Quelques centaines d’euros, une Playstation, deux portables, un ordinateur, tel était le butin de deux jeunes hommes, accusés de vol avec violences et menaces de mort, présentés dans le box des accusés du tribunal judiciaire d’Évry-Courcouronnes.

Ils sont deux, tout juste majeurs, à être introduits dans le box de la 10e chambre correctionnelle du tribunal judiciaire d’Évry-Courcouronnes ce jour-là. Dans la salle au premier rang, deux femmes, vraisemblablement leurs mères, se tiennent l’une contre l’autre et se soutiennent, le visage pétri d’angoisse. Un jeune homme en pull à capuche vert a pris place sur le banc des parties civiles.

Mathieu* et Dylan* sont accusés de vol avec violences et menaces de mort, des faits qui se sont déroulés à Limours. Le premier a reconnu une partie des faits, le second les conteste. Lucas*, la victime, a tenu à être présent et leur fait face. Le vol concerne la somme de 700 euros en liquide, ainsi que deux iPhones, un ordinateur portable, une console de jeux. Les faits se sont produits au domicile de Lucas. Le jeune homme a été abordé par deux individus devant son immeuble, qui l’ont forcé à rentrer, l’ont tabassé, notamment des coups sur le crâne avec une barre de fer, lui ont mis un couteau sous la gorge. Lucas a reçu trois jours d’ITT, réévalués à cinq jours. À la lecture des blessures infligées à la victime, les deux femmes au premier rang sont sous le choc.

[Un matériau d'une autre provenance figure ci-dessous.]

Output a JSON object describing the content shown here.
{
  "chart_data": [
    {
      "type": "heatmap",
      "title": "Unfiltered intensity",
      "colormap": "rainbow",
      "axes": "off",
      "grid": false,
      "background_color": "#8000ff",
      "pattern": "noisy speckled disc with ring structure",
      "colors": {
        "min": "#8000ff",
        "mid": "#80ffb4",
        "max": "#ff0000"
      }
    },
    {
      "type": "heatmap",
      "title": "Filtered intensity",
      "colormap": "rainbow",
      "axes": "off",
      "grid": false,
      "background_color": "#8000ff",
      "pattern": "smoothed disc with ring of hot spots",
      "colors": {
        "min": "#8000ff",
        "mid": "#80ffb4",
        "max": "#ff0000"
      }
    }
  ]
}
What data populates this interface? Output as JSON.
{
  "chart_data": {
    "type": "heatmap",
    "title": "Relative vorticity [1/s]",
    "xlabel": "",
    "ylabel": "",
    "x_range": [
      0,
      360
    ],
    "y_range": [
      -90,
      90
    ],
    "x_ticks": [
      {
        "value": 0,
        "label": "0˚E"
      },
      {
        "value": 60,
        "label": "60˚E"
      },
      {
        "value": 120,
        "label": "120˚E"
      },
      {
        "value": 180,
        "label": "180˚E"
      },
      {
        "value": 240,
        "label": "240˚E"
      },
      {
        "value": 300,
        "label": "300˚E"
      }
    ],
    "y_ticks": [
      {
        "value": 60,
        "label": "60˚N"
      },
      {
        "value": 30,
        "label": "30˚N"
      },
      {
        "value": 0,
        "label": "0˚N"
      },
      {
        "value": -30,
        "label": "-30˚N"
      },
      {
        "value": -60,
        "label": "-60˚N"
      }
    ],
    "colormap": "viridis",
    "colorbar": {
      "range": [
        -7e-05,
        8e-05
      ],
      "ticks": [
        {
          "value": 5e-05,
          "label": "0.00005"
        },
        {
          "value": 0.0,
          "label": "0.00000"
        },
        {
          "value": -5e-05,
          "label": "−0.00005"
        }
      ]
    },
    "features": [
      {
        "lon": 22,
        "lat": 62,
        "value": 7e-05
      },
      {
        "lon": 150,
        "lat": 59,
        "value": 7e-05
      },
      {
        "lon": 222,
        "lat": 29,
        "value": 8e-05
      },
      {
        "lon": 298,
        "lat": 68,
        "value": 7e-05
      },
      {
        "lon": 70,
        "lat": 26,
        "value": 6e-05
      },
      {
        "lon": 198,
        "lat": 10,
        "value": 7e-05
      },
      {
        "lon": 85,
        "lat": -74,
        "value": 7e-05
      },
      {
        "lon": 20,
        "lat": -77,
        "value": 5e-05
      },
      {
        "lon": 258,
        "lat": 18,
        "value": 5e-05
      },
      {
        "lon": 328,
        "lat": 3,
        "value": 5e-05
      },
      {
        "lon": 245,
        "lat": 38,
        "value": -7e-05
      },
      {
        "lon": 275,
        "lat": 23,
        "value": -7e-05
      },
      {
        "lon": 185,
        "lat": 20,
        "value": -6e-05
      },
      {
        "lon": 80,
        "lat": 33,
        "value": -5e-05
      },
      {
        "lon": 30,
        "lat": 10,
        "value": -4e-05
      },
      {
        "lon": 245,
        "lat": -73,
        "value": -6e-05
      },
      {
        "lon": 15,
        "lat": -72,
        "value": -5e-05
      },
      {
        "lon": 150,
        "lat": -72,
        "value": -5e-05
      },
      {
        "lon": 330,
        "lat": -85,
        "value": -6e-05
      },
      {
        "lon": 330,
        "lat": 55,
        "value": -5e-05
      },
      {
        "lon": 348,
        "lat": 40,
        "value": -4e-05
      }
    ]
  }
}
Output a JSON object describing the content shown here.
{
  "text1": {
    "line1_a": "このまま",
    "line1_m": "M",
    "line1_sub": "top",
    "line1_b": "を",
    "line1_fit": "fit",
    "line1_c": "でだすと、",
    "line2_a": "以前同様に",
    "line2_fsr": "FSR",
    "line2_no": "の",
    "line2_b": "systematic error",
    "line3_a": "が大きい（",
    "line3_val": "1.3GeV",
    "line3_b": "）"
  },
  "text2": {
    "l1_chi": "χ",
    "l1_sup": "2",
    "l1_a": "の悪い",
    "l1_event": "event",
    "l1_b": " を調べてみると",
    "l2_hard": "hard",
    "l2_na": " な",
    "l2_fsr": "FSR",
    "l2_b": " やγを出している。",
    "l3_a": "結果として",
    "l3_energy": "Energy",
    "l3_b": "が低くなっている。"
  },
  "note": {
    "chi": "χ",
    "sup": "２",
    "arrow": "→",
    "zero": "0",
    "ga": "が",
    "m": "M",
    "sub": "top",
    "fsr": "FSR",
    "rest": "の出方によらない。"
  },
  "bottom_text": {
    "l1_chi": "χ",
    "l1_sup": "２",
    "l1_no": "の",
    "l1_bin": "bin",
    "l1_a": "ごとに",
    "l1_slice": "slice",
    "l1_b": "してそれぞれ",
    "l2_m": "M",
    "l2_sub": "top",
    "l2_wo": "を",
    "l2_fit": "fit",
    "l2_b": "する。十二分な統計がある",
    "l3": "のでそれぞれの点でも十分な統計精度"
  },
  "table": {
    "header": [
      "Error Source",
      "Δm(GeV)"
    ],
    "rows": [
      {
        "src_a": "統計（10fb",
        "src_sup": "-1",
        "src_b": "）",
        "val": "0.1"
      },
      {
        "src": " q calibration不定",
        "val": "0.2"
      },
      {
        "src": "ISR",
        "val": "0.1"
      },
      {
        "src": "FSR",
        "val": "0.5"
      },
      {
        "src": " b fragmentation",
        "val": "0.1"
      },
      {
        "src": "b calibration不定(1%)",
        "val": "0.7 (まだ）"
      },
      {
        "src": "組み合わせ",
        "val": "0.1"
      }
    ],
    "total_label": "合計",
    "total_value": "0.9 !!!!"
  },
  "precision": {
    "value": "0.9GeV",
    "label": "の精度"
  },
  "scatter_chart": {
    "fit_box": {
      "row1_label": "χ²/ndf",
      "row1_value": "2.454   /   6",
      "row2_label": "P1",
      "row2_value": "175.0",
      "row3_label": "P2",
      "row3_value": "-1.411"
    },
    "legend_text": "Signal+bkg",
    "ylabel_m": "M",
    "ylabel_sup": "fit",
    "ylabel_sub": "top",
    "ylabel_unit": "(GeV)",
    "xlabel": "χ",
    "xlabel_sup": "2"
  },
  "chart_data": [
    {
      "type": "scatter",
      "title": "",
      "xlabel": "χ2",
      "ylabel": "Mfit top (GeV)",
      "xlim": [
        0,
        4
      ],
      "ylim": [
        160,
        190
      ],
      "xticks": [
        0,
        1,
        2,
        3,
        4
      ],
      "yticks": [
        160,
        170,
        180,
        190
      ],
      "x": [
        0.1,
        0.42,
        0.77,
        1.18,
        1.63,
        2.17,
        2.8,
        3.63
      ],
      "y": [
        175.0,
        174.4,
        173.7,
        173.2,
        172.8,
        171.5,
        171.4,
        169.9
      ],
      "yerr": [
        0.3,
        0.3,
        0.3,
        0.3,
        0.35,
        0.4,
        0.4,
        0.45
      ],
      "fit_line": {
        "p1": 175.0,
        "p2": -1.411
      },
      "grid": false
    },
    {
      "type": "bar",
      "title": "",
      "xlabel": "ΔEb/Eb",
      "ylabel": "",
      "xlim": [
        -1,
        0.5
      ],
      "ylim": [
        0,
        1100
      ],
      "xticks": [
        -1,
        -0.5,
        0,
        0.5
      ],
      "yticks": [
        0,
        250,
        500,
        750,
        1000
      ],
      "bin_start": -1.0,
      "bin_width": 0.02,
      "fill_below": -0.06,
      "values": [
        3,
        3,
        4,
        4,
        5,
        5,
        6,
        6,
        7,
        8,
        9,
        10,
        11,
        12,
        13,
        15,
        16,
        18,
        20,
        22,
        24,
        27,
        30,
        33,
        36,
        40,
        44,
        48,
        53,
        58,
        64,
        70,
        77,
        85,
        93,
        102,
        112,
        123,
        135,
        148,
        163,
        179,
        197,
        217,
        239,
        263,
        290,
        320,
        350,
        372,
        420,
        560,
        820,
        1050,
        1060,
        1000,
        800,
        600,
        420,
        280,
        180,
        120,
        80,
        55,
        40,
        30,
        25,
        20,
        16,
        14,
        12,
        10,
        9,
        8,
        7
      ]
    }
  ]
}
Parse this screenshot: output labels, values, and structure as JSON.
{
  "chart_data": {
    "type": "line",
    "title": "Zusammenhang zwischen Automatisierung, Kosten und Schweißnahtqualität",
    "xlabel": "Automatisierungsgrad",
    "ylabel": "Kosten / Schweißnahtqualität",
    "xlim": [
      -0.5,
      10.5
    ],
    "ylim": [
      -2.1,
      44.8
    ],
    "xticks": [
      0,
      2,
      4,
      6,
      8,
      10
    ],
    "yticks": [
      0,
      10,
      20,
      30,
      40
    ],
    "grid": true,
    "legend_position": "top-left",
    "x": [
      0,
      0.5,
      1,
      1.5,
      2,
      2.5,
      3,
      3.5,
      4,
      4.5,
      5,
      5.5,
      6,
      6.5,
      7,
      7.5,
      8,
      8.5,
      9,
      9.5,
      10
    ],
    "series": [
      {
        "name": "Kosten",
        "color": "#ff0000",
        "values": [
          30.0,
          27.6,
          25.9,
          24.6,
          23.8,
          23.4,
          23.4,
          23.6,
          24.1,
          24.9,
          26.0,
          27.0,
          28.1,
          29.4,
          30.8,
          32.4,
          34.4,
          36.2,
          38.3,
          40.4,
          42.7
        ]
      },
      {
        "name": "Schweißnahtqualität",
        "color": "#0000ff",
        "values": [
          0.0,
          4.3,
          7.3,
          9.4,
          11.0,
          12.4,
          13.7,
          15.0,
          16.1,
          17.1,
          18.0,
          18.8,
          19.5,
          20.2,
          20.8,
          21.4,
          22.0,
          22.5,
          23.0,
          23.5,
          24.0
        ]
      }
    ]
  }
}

Après son agression, Lucas a identifié Mathieu comme l’un des responsables. Il l’avait croisé chez un ami commun quelques heures plus tôt. Il ne connaît toutefois pas son deuxième agresseur, qu’il décrit comme un homme noir d’environ 1 mètre 80, portant des dreadlocks. Il pense d’abord à un dénommé A. et transmet aux enquêteurs une capture d’une photo de cet individu trouvée sur Instagram.

« Ce que dit Mathieu est faux ? Est-ce que vous êtes dans un trafic ? »

Le juge s’intéresse à la somme d’argent dérobée et sur les raisons qu’avait Lucas de conserver autant de liquide chez lui. La victime explique qu’elle provient de versements au black reçus par des clients, ainsi que de sa famille, et qu’il comptait déposer l’argent prochainement. Une question justifiée par la défense de Mathieu pour qui il ne s’agissait pas d’un vol, mais d’un remboursement d’une somme d’argent qu’il aurait prêté à Lucas. Le prévenu maintient que ce dernier trempe dans l’illégalité. « Ce que dit Mathieu est faux ? Est-ce que vous êtes dans un trafic ? », s’enquit le juge. « Pas du tout », nie la victime.

L’enquête a permis de remonter jusqu’à Dylan car au lendemain de l’agression, le téléphone dérobé à Lucas a été associé à une carte SIM appartenant au prévenu. Les deux jeunes hommes ont été interpellés, et leur domicile perquisitionné. Mathieu a d’abord contesté sa présence et son implication puis est revenu sur ses déclarations à la troisième audition. Pour lui, il ne s’agissait pas d’une agression, mais d’une bagarre afin de récupérer son argent. Dans le box, il confirme cette version et nie avoir touché à un ordinateur ou une console, ou proféré des menaces de mort, mais reconnaît des coups de poing. Il conteste aussi avoir utilisé une barre de fer pour frapper Lucas. Il garde enfin le silence sur la personne présente avec lui. « Dylan était là ? », tente malgré tout le juge. « Non » catégorique de Mathieu. Ces deux-là se connaissent depuis six ans et se retrouvent régulièrement pour fumer ensemble.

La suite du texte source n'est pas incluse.